The paper tackles the problem of linear regression with shuffled labels by proposing a one-step estimator to reconstruct the unknown permutation and signal matrix, achieving computational complexity of O(n^3 + np^2m) and providing sufficient conditions for correct permutation recovery across different signal-to-noise ratio regimes, such as snr ≥ Ω(1) in the easy regime.

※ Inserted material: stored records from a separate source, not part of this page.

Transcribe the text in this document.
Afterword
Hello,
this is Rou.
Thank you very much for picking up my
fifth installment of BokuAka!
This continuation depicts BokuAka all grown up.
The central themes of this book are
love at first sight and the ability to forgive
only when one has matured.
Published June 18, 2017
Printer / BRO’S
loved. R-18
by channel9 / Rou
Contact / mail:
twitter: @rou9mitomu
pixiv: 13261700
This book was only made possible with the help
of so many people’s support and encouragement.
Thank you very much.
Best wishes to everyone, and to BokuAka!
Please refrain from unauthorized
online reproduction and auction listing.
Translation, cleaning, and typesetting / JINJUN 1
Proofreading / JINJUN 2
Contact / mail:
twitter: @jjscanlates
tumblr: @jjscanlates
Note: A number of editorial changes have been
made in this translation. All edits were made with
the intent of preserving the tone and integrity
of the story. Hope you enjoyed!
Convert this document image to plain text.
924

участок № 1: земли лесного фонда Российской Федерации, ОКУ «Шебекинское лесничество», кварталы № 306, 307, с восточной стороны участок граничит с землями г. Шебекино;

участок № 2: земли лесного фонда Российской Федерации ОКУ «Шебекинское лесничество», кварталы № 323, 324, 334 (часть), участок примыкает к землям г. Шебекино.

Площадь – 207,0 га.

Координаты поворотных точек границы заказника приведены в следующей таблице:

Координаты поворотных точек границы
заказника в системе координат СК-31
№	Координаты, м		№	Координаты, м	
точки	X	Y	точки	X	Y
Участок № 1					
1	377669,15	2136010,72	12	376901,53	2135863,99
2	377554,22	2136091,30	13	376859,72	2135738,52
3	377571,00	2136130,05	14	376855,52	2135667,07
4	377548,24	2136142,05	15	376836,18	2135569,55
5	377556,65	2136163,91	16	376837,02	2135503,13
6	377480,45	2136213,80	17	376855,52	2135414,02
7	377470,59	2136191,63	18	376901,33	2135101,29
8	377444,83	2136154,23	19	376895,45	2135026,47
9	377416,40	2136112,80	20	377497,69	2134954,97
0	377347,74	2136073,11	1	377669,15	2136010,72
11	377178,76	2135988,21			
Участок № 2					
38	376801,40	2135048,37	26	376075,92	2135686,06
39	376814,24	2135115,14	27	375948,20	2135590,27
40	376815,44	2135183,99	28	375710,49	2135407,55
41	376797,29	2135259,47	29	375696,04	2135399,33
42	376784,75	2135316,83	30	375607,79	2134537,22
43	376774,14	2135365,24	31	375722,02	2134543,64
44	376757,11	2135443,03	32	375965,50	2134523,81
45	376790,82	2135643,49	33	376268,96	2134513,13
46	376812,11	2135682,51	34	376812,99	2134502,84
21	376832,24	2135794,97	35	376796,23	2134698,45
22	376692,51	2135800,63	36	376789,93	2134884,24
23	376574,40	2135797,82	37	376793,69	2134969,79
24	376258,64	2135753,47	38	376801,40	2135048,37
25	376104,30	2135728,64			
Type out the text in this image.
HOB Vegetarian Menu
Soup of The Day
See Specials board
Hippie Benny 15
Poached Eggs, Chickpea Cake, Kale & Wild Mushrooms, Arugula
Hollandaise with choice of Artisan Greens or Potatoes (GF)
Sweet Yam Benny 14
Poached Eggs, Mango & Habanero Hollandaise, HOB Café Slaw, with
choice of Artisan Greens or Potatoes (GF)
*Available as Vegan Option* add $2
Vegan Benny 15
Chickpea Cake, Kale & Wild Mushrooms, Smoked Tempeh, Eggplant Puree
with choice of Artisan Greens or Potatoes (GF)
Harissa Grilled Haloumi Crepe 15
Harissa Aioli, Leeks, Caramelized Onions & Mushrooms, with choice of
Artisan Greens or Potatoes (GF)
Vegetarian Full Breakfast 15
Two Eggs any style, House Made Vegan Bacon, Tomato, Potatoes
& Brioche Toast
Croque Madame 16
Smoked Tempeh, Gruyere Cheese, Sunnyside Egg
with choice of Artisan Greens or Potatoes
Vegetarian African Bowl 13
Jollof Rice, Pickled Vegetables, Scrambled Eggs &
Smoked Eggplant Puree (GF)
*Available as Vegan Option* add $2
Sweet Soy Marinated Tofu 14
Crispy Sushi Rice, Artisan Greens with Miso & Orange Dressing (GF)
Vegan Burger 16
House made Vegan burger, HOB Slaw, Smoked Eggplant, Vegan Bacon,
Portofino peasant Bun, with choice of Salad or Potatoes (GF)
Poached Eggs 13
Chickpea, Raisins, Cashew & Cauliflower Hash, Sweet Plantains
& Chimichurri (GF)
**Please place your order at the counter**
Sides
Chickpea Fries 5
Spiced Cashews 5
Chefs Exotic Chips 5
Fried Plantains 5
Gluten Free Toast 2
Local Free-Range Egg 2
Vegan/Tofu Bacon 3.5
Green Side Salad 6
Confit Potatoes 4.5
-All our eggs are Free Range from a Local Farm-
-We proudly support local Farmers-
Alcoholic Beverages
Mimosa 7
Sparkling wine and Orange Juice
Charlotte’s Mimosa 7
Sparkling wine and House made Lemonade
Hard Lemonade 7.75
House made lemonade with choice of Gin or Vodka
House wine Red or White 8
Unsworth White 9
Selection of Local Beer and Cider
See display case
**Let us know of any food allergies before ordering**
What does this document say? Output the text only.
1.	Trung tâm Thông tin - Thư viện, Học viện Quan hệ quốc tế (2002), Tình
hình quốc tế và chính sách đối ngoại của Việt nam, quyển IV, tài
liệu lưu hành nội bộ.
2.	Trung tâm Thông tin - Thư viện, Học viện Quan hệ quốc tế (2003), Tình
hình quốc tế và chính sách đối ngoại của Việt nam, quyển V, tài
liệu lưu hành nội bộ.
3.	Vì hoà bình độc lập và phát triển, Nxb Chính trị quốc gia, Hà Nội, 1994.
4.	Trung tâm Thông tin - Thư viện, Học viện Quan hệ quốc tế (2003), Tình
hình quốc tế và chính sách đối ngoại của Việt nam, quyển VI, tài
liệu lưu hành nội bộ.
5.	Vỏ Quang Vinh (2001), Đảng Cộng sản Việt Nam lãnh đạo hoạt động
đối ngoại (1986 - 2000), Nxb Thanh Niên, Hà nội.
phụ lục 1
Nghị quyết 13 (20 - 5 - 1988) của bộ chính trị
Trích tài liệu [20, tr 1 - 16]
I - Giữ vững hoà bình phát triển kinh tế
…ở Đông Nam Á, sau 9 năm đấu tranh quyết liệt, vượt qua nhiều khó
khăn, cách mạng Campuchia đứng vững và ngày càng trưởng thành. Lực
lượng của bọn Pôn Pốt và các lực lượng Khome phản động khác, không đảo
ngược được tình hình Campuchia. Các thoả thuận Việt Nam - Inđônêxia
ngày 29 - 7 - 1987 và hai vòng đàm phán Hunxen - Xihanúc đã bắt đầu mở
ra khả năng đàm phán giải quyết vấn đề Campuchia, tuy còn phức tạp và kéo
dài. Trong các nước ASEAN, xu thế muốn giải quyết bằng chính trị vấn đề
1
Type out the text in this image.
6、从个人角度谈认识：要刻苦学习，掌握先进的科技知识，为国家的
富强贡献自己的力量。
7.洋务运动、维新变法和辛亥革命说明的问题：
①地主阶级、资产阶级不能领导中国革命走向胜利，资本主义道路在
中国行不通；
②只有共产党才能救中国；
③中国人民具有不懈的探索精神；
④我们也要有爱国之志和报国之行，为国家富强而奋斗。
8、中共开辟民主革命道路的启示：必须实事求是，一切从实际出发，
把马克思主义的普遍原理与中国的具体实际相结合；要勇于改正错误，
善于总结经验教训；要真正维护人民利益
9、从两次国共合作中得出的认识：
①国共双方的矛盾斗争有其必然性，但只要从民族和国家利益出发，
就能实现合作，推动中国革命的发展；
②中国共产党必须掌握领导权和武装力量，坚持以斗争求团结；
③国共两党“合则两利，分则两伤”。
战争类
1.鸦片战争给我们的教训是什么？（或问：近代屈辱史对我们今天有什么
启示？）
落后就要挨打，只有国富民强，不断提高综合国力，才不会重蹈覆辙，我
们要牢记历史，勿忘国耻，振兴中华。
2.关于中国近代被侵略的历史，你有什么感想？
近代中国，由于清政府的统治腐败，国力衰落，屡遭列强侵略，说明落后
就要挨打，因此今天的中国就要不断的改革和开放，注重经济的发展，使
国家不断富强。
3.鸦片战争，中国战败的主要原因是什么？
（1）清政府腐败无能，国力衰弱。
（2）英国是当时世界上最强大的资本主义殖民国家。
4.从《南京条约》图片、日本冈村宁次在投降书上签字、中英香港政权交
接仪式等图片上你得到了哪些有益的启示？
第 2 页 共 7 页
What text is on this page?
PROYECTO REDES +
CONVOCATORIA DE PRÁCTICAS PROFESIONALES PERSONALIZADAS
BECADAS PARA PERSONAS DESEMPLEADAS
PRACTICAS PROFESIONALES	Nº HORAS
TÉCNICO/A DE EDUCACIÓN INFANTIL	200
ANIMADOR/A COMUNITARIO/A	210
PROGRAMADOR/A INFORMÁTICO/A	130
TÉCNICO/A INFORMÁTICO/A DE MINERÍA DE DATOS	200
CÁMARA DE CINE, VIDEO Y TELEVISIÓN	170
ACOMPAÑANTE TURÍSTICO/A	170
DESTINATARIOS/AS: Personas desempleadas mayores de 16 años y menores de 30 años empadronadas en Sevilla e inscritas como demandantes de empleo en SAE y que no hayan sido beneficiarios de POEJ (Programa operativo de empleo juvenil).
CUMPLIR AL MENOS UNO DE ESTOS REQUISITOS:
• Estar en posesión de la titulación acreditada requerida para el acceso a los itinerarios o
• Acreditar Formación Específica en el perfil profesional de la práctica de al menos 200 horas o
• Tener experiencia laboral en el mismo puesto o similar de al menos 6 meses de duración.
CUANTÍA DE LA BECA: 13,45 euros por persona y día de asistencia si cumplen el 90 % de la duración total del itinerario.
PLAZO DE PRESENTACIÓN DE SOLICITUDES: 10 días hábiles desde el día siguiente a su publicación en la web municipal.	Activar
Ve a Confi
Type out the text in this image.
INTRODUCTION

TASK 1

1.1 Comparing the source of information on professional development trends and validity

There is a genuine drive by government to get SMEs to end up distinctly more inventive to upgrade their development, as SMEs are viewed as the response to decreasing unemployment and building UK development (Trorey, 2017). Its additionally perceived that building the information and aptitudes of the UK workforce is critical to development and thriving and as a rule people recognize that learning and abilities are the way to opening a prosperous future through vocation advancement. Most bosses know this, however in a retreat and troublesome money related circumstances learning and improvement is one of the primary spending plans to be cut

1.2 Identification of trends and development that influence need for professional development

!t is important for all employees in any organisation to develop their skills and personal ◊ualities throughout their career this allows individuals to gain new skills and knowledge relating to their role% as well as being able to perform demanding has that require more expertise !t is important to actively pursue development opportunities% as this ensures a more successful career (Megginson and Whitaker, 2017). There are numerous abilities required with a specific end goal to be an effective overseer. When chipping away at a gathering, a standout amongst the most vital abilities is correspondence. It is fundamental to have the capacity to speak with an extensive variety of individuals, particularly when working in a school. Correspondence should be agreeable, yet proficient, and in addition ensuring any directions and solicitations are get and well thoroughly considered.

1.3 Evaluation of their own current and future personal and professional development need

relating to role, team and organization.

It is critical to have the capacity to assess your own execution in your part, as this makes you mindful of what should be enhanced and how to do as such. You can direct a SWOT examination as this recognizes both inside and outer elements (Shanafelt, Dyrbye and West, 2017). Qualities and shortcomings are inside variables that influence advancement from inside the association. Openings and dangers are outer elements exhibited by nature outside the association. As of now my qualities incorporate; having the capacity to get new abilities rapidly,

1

This paper considers the task of linear regression with shuffled labels, i.e., $\mathbf Y = \mathbf Π\mathbf X \mathbf B + \mathbf W$, where $\mathbf Y \in \mathbb R^{n\times m}, \mathbf Pi \in \mathbb R^{n\times n}, \mathbf X\in \mathbb R^{n\times p}, \mathbf B \in \mathbb R^{p\times m}$, and $\mathbf W\in \mathbb R^{n\times m}$, respectively, represent the sensing results, (unknown or missing) corresponding information, sensing matrix, signal of interest, and additive sensing noise. Given the observation $\mathbf Y$ and sensing matrix $\mathbf X$, we propose a one-step estimator to reconstruct $(\mathbf Π, \mathbf B)$. From the computational perspective, our estimator's complexity is $O(n^3 + np^2m)$, which is no greater than the maximum complexity of a linear assignment algorithm (e.g., $O(n^3)$) and a least square algorithm (e.g., $O(np^2 m)$). From the statistical perspective, we divide the minimum $snr$ requirement into four regimes, e.g., unknown, hard, medium, and easy regimes; and present sufficient conditions for the correct permutation recovery under each regime: $(i)$ $snr \geq Ω(1)$ in the easy regime; $(ii)$ $snr \geq Ω(\log n)$ in the medium regime; and $(iii)$ $snr \geq Ω((\log n)^{c_0}\cdot n^{{c_1}/{srank(\mathbf B)}})$ in the hard regime ($c_0, c_1$ are some positive constants and $srank(\mathbf B)$ denotes the stable rank of $\mathbf B$). In the end, we also provide numerical experiments to confirm the above claims.